The doctrine of skilfulness
The key to this way of thinking is embodied in a term found frequently in his discourses. This term is kusala, whose primary meaning is ‘skilful’, as a goldsmith may be skilful at making gold ornaments. It is a term which the Buddha made his ow
n, and he used it in the first place to refer to skill in meditation. But he also used it widely to apply to skill in moral discipline and in the acquisition of merit. In this application ‘skilful’ also means morally good, as we might say ‘he is a good man’ or ‘that was a good act’. Indeed in many contexts ‘skilful’ is the opposite of evil, and refers to the same kind of sharp distinction that is made in Christianity between good and evil. But for the Buddha ‘skilful/good’ always had a practical, not a metaphysical or absolute flavour to it. The dead centre of the term is best conveyed by a sense lost to us (but still alive among the ancient Greeks), that just as one could be skilful or good at a craft, so one could be good at being a sentient being, and hence one could be good.
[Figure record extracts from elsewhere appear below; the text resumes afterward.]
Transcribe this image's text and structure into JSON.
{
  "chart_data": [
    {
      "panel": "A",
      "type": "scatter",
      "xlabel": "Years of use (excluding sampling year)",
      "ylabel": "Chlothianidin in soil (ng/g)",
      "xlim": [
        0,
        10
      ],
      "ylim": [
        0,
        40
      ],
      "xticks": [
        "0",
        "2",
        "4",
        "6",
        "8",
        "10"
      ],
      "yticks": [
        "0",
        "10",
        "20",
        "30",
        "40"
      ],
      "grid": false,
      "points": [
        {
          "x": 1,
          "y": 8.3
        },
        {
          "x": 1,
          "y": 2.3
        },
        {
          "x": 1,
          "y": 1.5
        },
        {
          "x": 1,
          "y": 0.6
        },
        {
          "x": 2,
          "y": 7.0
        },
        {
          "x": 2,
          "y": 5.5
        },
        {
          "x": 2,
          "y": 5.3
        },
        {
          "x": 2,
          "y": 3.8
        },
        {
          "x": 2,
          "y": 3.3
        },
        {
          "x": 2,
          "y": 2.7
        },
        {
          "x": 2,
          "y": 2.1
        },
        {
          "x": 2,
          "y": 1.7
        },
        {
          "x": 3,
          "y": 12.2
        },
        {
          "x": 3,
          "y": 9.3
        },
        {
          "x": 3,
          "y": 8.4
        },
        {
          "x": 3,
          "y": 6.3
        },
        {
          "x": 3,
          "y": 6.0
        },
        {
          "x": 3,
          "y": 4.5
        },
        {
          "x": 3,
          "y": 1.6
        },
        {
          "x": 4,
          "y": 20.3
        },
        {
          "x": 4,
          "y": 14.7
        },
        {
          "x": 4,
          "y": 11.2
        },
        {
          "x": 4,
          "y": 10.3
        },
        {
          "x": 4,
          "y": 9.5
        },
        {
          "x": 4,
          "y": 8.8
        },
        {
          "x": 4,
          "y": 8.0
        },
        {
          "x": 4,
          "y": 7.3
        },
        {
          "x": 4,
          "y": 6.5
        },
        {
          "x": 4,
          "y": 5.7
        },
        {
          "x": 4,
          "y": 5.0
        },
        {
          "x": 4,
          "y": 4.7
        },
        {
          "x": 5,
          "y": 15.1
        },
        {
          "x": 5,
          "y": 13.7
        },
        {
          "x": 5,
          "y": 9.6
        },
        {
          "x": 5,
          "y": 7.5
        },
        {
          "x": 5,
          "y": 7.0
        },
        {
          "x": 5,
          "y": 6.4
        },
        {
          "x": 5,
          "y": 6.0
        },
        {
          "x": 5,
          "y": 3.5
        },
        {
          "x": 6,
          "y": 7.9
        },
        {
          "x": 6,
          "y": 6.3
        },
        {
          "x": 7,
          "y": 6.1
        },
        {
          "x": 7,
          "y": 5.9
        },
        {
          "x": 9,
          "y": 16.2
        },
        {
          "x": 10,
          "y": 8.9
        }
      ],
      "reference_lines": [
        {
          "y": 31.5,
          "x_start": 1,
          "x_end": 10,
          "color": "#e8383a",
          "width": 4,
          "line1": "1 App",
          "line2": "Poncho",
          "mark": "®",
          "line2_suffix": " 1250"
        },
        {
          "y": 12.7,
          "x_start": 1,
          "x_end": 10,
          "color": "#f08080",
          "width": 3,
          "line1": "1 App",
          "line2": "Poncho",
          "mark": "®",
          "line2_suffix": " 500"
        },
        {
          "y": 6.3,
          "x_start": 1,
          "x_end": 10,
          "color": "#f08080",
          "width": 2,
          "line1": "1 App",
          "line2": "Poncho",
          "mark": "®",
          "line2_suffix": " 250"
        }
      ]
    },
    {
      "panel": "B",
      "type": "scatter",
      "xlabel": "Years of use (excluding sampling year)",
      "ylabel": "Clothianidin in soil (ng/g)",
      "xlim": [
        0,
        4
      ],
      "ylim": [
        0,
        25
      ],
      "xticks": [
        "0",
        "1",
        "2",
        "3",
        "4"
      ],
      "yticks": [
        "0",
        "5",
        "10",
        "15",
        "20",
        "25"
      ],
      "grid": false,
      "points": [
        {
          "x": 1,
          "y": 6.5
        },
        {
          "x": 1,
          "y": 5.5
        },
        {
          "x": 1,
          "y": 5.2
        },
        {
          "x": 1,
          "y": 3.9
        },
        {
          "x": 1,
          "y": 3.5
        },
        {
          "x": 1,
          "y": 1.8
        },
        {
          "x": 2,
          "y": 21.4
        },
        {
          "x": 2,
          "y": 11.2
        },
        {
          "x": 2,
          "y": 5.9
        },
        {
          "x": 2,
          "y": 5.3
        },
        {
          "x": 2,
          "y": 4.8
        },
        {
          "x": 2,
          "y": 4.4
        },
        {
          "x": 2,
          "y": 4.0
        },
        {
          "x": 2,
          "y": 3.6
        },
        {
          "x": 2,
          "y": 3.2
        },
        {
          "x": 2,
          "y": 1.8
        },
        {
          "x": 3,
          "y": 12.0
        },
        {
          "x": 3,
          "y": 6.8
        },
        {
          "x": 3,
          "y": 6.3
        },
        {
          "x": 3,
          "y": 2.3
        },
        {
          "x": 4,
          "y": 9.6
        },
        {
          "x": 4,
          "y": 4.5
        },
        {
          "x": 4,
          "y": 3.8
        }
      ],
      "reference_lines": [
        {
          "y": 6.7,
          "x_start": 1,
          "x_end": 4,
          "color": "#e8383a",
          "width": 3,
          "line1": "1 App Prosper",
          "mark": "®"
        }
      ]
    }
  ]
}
This term was animated by ‘thorough reflection’ upon the consequences of deeds and in particular of the attitudes, the mental actions, behind deeds. For the Buddha skilfulness cut two ways: its consequences were good for oneself, but good for others as well. For example, the act of giving food to a monk gained one merit, and indeed with the characteristic Buddhist emphasis upon the mental side of things this merit was conceived as being also a psychological good, a wholesome frame of mind pursuant upon liberality. But giving is also good for the monk, at the very least because the monk thereby assuages his hunger. By the same token, to cultivate moral discipline is simultaneously to avoid harm to others and to create good/skilful frames of mind in oneself. We tend to think of doing good as involving the sacrifice of one’s own interests for someone else’s, but for the Buddha to do good was precisely to act in both one’s own and in someone else’s interest. For the monk the stress was on one’s own interest, liberation, while the means – exemplary moral discipline – incidentally achieved others’ interests. But this way of thought was easily turned around to apply to laymen, who by being good to others achieved the end of being good to themselves. This reasoning was further bolstered by the teaching that to be kind, gentle, honest, and harmless to others was in fact to invite them to behave in the same manner to oneself: do good to others that they may do good to you. By wise reflection and moral action Buddhists, whether monks or laymen, could achieve the fruit of their skilfulness ‘both here and in the next world’.